The War Against Boys”. “Britain’s Boy Crisis”. “The Betrayal of Boys”. These are just some headlines from the last decade or so about the attainment problem facing boys in education. With GCSE results, university applications and, for a time, A-levels all indicating that boys were falling behind girls academically; there was a very necessary concern that the education system was failing them. The crisis was blamed on everything from a lack of male role models, to boys showing off in the classroom, and O-level exam systems being better for boys than GCSE’s emphasis on coursework.

It remains absolutely vital that we build an education system that fosters and nurtures boys. However, when the results are reversed and we see boys outperforming girls, the media doesn’t call it a crisis. From “Let’s Hear It For The Boys” to a focus on how “Boys outperform girls”, are we (rightly) celebrating boys’ recovery, but ignoring what that means for girls?

In the run up to results day, the Telegraph reported: “Last year, boys beat girls to top A-level grades for the first time in 17 years, with the dramatic reversal of fortunes thought to be fuelled by the new ‘tougher’ A-levels.” 

The idea that coursework benefits girls has long been discussed. In 2006, Tony Sewell, then-director of The Learning Trust, declared: “Lessons and exams, with an emphasis on coursework, were now more suited to girls and were seriously disadvantaging boys.” A 2009 Higher Education Policy Institute report pinpointed coursework as a major factor behind boys’ lower average grades at GCSE, compared to O-levels.

It’s hard not to read the Telegraph’s assessment as a dose of good old fashioned sexism. The idea that girls are better at slow and steady coursework, while boys prefer the adrenaline-fuelled exams race, are based on gendered assumptions that aren’t true for everyone (this 127-page report underlines the complex connections between gender and attainment). In France, where the exam-based baccalaureat includes a range of disciplines, girls do marginally better.

Furthermore, it is circular logic to suggest that A-levels are “tougher” if girls fall behind. Culturally, we have a tendancy to devalue skills that are gendered as female – from carework to women’s sports. The sustained, research-driven aspects of coursework are equally as difficult to master as the retention of learned knowledge for exams. Further, coursework requires checking, redrafting, and consistent motivation, skills which are arguably more relevant to the workplace and require a certain level of resilience. 

Indeed, the idea that the education system is overly-accommodating to girls ignores the whole history of women’s education. In Cambridge, when the idea first arose of giving women degrees, male members of the university responded by burning effigies of women and battering down the gates of a women’s college. After 1944, publicly-funded medical schools were required to ensure women made up a fifth of doctors, but this quota was in effect a restriction on allowing greater numbers in (only this month the Tokyo medical school admitted rigging exam results to exclude women). Even trying to get women taught on syllabuses can provoke a backlash.
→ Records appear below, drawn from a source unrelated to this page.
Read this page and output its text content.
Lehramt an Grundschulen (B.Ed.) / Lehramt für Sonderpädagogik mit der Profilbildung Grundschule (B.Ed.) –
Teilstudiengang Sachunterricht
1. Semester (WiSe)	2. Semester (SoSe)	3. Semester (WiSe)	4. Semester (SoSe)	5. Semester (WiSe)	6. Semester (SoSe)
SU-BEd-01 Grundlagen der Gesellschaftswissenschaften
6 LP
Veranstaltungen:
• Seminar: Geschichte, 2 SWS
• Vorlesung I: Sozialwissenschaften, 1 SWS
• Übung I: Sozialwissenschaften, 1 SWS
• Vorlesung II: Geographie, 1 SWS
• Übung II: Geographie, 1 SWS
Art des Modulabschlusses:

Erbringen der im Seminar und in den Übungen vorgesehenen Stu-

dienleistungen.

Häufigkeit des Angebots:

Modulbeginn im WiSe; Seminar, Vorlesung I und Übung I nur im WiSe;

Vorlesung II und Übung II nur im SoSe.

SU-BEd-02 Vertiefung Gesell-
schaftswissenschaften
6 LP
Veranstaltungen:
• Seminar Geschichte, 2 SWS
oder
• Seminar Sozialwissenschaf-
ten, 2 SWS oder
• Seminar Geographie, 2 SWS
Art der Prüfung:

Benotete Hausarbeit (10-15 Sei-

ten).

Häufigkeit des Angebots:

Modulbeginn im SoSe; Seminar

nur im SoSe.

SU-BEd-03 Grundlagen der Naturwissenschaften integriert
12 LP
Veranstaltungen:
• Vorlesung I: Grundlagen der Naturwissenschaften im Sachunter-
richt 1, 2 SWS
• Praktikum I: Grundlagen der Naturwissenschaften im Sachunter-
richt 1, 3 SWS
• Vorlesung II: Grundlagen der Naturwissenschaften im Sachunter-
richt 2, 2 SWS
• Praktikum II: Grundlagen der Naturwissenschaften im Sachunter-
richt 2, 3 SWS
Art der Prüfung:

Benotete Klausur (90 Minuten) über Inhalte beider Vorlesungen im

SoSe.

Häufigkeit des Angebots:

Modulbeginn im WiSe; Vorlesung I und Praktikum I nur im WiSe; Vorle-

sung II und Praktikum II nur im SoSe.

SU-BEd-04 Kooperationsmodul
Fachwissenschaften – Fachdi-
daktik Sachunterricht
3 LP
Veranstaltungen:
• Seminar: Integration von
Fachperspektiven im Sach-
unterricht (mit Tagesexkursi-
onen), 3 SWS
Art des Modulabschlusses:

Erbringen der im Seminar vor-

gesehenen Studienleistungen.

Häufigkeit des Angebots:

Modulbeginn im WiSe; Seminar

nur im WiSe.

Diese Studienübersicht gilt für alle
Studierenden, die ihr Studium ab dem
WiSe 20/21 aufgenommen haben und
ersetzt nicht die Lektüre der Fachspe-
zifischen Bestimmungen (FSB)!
Nor are comparisons to O-levels, in which boys did better, are not particularly relevant – O-levels were discontinued in 1984, before the internet, and at a time when roughly half of Brits thought a woman’s main role was to stay at home and look after the family.

Obviously the tiny shift in results is not a crisis, and it would be histrionic to paint it as such. But should the trend continue, it is hard to imagine the same newspapers lamenting “The Betrayal of Girls”.

While we rightly celebrate the academic and vocational excellence of boys, let’s not ignore what’s happening with girls. Because what we absolutely need is an education and assessment system that works for all students, that plays to individual strengths, and supports young people of any gender to be the best they can possibly be.